Naam onbekend (niet gecontroleerd) 15 februari 2011

Timing hulpvraagverheldering.
Van Berkestijn.

Collega van Berkestijn,
21 jaar opleiderschap heeft mij veel opgeleverd.
Natuurlijk moet je in de eerste minuut niet de vraag stellen : “ Wat denkt u er zelf van “ . Deze vraag wil ik sowieso niet horen!
Op de website van de praktijk heb ik bij mijn persoonsbeschrijving staan dat ik graag heb dat de patiënt nadenkt over zijn klacht en een duidelijke vraag stelt.
Natuurlijk kan intelligentie en ouderdom een beperking geven.

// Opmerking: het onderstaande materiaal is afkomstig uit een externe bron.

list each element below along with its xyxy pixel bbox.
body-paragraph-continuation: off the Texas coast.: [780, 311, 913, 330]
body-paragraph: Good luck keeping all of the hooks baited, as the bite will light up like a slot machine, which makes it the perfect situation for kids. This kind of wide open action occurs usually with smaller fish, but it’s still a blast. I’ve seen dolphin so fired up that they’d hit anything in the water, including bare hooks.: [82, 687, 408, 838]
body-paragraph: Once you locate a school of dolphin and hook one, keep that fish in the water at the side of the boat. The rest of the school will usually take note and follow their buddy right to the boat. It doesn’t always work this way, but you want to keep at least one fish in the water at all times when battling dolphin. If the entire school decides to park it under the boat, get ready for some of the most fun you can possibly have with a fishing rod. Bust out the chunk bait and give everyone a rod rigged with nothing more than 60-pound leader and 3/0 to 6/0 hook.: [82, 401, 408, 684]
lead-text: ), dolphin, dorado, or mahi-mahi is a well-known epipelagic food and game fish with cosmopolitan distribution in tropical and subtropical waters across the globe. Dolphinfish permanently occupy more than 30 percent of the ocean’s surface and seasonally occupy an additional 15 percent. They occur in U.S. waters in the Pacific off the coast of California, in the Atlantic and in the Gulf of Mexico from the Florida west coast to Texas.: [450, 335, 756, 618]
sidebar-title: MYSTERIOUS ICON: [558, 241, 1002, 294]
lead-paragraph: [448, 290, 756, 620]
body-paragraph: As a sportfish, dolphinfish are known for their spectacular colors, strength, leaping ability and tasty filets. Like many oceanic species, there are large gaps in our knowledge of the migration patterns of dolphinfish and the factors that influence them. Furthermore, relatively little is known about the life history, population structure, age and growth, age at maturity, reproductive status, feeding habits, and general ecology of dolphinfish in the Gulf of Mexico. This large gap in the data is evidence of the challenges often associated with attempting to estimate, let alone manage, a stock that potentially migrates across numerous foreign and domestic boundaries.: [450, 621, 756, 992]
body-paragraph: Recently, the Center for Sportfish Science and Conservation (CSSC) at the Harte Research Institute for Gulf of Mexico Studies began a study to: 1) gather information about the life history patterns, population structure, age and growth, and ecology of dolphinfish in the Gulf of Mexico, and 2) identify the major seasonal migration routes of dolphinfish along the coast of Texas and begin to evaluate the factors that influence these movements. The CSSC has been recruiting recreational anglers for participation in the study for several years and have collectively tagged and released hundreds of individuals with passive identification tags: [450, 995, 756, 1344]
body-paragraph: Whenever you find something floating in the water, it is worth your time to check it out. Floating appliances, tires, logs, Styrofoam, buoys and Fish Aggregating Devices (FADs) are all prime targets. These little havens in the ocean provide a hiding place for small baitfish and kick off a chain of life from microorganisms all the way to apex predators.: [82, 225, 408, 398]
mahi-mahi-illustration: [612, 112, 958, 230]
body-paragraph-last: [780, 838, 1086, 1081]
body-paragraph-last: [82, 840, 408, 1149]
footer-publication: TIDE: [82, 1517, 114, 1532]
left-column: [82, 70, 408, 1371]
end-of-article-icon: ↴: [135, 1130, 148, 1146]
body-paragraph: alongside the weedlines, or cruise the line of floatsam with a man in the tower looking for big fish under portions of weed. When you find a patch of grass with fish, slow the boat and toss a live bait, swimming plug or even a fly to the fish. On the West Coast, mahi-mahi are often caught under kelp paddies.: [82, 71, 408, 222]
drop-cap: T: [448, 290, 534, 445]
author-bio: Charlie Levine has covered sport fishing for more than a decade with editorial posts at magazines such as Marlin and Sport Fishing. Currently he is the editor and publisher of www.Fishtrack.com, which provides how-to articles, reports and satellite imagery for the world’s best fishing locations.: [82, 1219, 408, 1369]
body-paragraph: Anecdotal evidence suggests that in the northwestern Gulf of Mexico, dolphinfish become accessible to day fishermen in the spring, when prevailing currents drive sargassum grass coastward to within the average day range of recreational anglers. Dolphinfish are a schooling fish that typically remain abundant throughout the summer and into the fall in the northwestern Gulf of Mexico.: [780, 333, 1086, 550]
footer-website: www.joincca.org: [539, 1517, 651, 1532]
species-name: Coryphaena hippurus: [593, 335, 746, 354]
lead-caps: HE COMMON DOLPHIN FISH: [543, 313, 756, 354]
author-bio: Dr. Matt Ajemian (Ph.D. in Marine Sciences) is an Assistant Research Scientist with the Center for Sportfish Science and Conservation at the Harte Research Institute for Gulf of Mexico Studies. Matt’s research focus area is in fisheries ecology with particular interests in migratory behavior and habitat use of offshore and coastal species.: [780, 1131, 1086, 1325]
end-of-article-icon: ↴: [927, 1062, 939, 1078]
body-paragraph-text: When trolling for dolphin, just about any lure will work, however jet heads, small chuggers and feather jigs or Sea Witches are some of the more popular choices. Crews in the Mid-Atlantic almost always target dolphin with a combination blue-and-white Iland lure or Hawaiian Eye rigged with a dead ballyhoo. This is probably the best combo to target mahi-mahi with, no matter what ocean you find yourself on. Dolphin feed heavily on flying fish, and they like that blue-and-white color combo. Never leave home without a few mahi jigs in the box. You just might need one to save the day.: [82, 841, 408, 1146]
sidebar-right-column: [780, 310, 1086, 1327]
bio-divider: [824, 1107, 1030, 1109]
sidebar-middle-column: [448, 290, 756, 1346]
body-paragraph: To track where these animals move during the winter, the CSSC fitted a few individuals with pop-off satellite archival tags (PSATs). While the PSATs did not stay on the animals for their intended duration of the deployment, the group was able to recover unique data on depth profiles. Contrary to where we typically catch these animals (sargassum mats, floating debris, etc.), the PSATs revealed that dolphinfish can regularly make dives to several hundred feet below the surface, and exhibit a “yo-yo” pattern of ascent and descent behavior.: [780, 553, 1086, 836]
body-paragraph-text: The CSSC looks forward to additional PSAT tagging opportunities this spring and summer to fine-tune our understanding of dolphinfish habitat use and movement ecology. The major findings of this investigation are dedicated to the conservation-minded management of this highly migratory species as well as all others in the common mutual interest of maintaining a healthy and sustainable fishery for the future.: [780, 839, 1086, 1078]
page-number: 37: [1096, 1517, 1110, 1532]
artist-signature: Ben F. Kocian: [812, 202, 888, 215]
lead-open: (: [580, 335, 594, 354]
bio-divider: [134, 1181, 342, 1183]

Ik laat de patiënt eerst uitpraten. Dus meestal wat langer dan 1 minuut. Herhaal dan de eerste zinnen en probeer het intro samen te vatten.
Daarna zeg ik : “ Alvorens u na te kijken wil ik graag dat u me helpt. U heeft vast nagedacht over uw klachten , ik heb nu ook al ideeën, maar ik wil graag horen of die overeenkomen “.
Of : “ Ik wil u graag helpen en ook horen wat u van mij verwacht of zou willen. “
“ Ik heb al van alles in mijn hoofd, maar hoor graag eerst uw mening, want u heeft vast bepaalde vragen over uw klachten aan mij. Dan kan ik u beter van dienst zijn alvorens u na te kijken “

NB Ik ben er niet voor de hulpvraag te verschuiven tot het einde van het consult gezien ik van mening ben dat het verhelderen van deze hulpvraag juist de pijler van het consult is.

Natuurlijk is het makkelijk dat de mensen mij kennen en ik veel patiënten ook al 25 jaar ken. Ze weten dat ze zelf eerst na moeten denken. Dat gaat heel goed.

Ik zeg altijd “ voor dementen en debielen regel ik alles “ , dan ben ik ook heel directief .
“ Maar u heeft een gezond verstand en we moeten er samen uit komen.”

Kortom : mijn opinie is dat de hulpvraag komt na een open begin van het consult en een samenvatting van het intro van de patiënt. Dan zijn er nog veel meer zinnen te bedenken dan die van mij, maar zeker niet : wat denkt u er zelf van.